Pre-mortem Analysis: Stripe Payment Integration If this fails in 2 weeks, it's probably because: 1. HIGH: Webhook signature validation wrong Impact: Payments process but our system never knows - orders stuck in limbo Detection: Customer complaints about "paid but not delivered" Mitigation: Test webhooks with Stripe CLI locally before writing business logic 2. HIGH: No idempotency keys Impact: Network retry causes duplicate charges Detection: Customer charged twice, refund requests Mitigation: Implement idempotency keys from the start, not retrofitted 3. HIGH: Test vs live key confusion Impact: Real charges in development, or test mode in production Detection: Angry customers or "payments not working" in prod Mitigation: Env validation on startup, assert key prefix matches environment 4. MED: Missing error states in UI Impact: User sees spinner forever, retries, double charge Detection: Support tickets, rage clicks in analytics Mitigation: Design loading/error/success states before API integration 5. MED: No payment logging Impact: Can't debug failed payments, refund disputes unwinnable Detection: "We have no record of this" situations Mitigation: Log every payment event with correlation ID Adjusted Plan: 1. Set up Stripe CLI + webhook endpoint (test signature validation) 2. Implement idempotency key generation 3. Add environment validation (key prefix checks) 4. Build payment service with full logging 5. Create UI states (loading/error/success) 6. Then: actual payment flow implementation 7. End-to-end test with Stripe test cards Proceed with this plan?
Example 2: Database Migration
User: "Add soft delete to all models"
Pre-mortem Analysis: Soft Delete Migration If this fails in 2 weeks, it's probably because: 1. HIGH: Existing queries return "deleted" records Impact: Users see deleted data, privacy/legal issues Detection: "Why is this showing up?
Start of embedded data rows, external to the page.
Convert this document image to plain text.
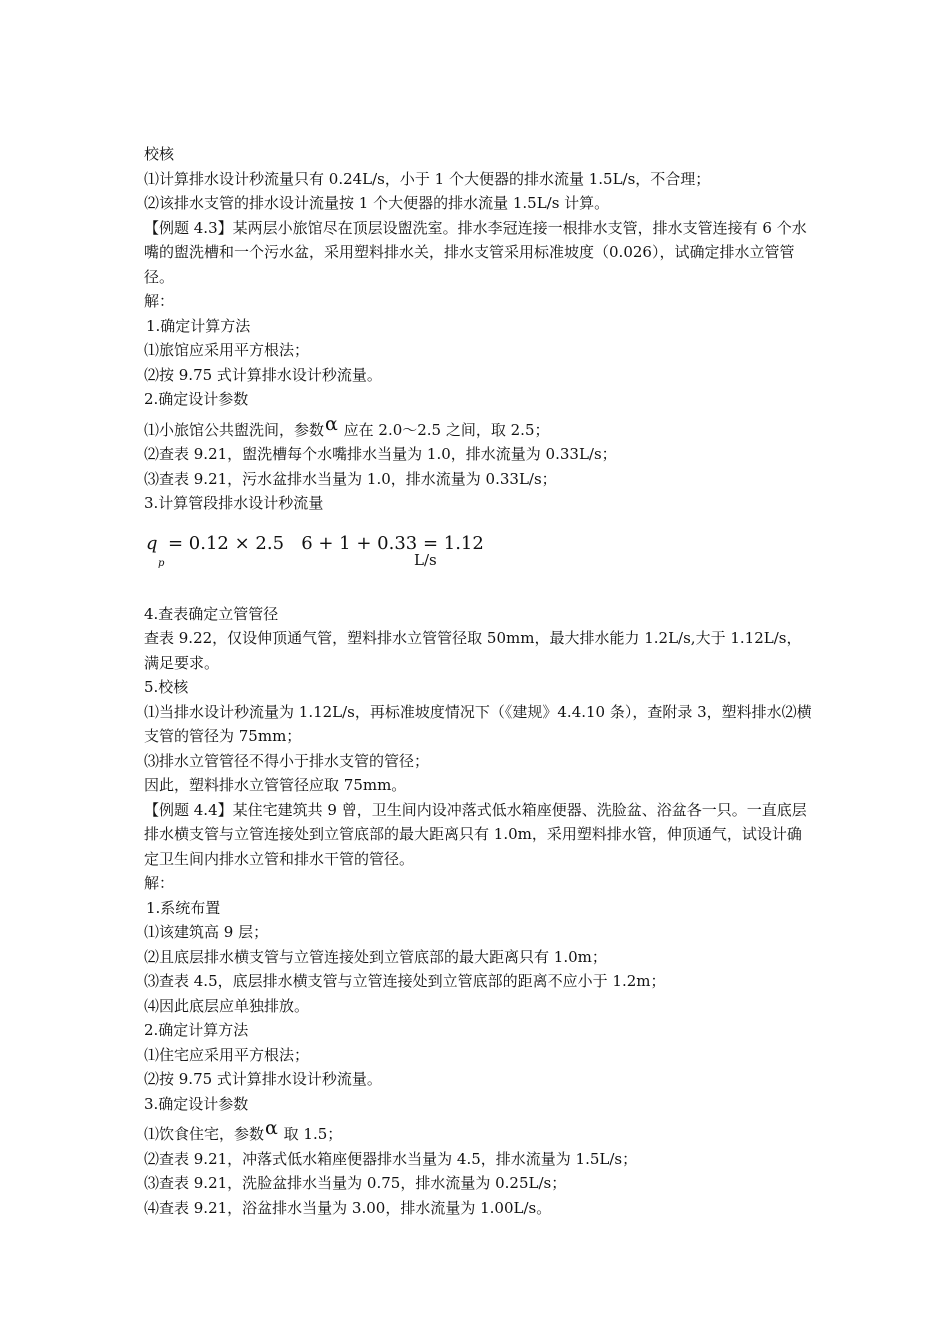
校核

⑴计算排水设计秒流量只有 0.24L/s，小于 1 个大便器的排水流量 1.5L/s，不合理；

⑵该排水支管的排水设计流量按 1 个大便器的排水流量 1.5L/s 计算。

【例题 4.3】某两层小旅馆尽在顶层设盥洗室。排水李冠连接一根排水支管，排水支管连接有 6 个水嘴的盥洗槽和一个污水盆，采用塑料排水关，排水支管采用标准坡度（0.026），试确定排水立管管径。

解：

1.确定计算方法

⑴旅馆应采用平方根法；

⑵按 9.75 式计算排水设计秒流量。

2.确定设计参数

⑴小旅馆公共盥洗间，参数α 应在 2.0～2.5 之间，取 2.5；

⑵查表 9.21，盥洗槽每个水嘴排水当量为 1.0，排水流量为 0.33L/s；

⑶查表 9.21，污水盆排水当量为 1.0，排水流量为 0.33L/s；

3.计算管段排水设计秒流量

q
p
= 0.12 × 2.5   6 + 1 + 0.33 = 1.12
L/s

4.查表确定立管管径

查表 9.22，仅设伸顶通气管，塑料排水立管管径取 50mm，最大排水能力 1.2L/s,大于 1.12L/s，满足要求。

5.校核

⑴当排水设计秒流量为 1.12L/s，再标准坡度情况下（《建规》4.4.10 条），查附录 3，塑料排水⑵横支管的管径为 75mm；

⑶排水立管管径不得小于排水支管的管径；

因此，塑料排水立管管径应取 75mm。

【例题 4.4】某住宅建筑共 9 曾，卫生间内设冲落式低水箱座便器、洗脸盆、浴盆各一只。一直底层排水横支管与立管连接处到立管底部的最大距离只有 1.0m，采用塑料排水管，伸顶通气，试设计确定卫生间内排水立管和排水干管的管径。

解：

1.系统布置

⑴该建筑高 9 层；

⑵且底层排水横支管与立管连接处到立管底部的最大距离只有 1.0m；

⑶查表 4.5，底层排水横支管与立管连接处到立管底部的距离不应小于 1.2m；

⑷因此底层应单独排放。

2.确定计算方法

⑴住宅应采用平方根法；

⑵按 9.75 式计算排水设计秒流量。

3.确定设计参数

⑴饮食住宅，参数α 取 1.5；

⑵查表 9.21，冲落式低水箱座便器排水当量为 4.5，排水流量为 1.5L/s；

⑶查表 9.21，洗脸盆排水当量为 0.75，排水流量为 0.25L/s；

⑷查表 9.21，浴盆排水当量为 3.00，排水流量为 1.00L/s。
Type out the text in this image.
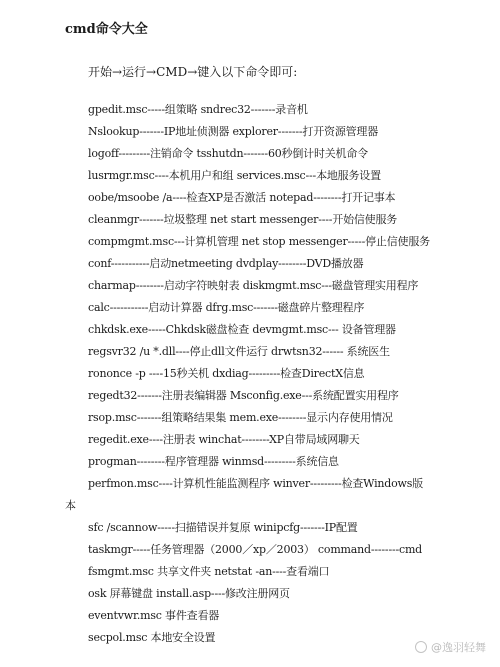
cmd命令大全
开始→运行→CMD→键入以下命令即可:
gpedit.msc-----组策略 sndrec32-------录音机
Nslookup-------IP地址侦测器 explorer-------打开资源管理器
logoff---------注销命令 tsshutdn-------60秒倒计时关机命令
lusrmgr.msc----本机用户和组 services.msc---本地服务设置
oobe/msoobe /a----检查XP是否激活 notepad--------打开记事本
cleanmgr-------垃圾整理 net start messenger----开始信使服务
compmgmt.msc---计算机管理 net stop messenger-----停止信使服务
conf-----------启动netmeeting dvdplay--------DVD播放器
charmap--------启动字符映射表 diskmgmt.msc---磁盘管理实用程序
calc-----------启动计算器 dfrg.msc-------磁盘碎片整理程序
chkdsk.exe-----Chkdsk磁盘检查 devmgmt.msc--- 设备管理器
regsvr32 /u *.dll----停止dll文件运行 drwtsn32------ 系统医生
rononce -p ----15秒关机 dxdiag---------检查DirectX信息
regedt32-------注册表编辑器 Msconfig.exe---系统配置实用程序
rsop.msc-------组策略结果集 mem.exe--------显示内存使用情况
regedit.exe----注册表 winchat--------XP自带局域网聊天
progman--------程序管理器 winmsd---------系统信息
perfmon.msc----计算机性能监测程序 winver---------检查Windows版
本
sfc /scannow-----扫描错误并复原 winipcfg-------IP配置
taskmgr-----任务管理器（2000／xp／2003） command--------cmd
fsmgmt.msc 共享文件夹 netstat -an----查看端口
osk 屏幕键盘 install.asp----修改注册网页
eventvwr.msc 事件查看器
secpol.msc 本地安全设置
@逸羽轻舞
I deleted it" Mitigation: Add default scope, audit ALL existing queries before migration 2. HIGH: Unique constraints now broken Impact: Can't recreate record with same email/username after soft delete Detection: "Email already exists" on new signup Mitigation: Make unique constraints exclude deleted records, or use different approach 3. HIGH: No rollback path Impact: If migration fails midway, data integrity unknown Detection: 500 errors, inconsistent state Mitigation: Test on production clone first, have restore procedure ready 4. MED: Cascade deletes still hard-delete related records Impact: Parent soft-deleted but children gone forever Detection: Missing related data after restore Mitigation: Audit all ON DELETE CASCADE, convert to soft delete 5. MED: Analytics/reporting now wrong Impact: Counts include deleted records, metrics inflated Detection: "Numbers don't match the UI" Mitigation: Update all aggregate queries to filter deleted Adjusted Plan: 1. Audit all existing queries (grep for affected tables) 2. Audit unique constraints and cascades 3. Design soft delete schema (deleted_at column approach) 4. Create migration with rollback script 5. Test on staging with production data clone 6. Update queries one-by-one with tests 7. Then: deploy migration 8. Monitor for "deleted showing" errors Proceed with this plan?
Example 3: Minor Task (Pre-mortem Not Needed)
User: "Fix the typo in the error message"
This is a trivial change (single string edit). Pre-mortem not needed. Proceeding directly.
- •Generic risks: "Security issues" is useless. "Webhook signature validation wrong" is actionable.
- •Skipping for "simple" tasks: The "simple" migration that corrupts production data.
- •Listing risks without mitigations: Identifying problems without solutions is just anxiety.
- •Not reordering the plan: If you identify HIGH risks but still implement in original order, you've wasted the exercise.
- •Perfunctory pre-mortems: Going through motions without real imagination. Ask "how would this ACTUALLY fail?"
- •Only technical risks: Missing "team doesn't understand the change" or "deploy on Friday before vacation"
- •Assuming user will read carefully: Present the most critical risks prominently, not buried in a list.
- •Pre-mortem paralysis: 15 risks identified, nothing gets built. Focus on HIGH risks, accept some LOW risk.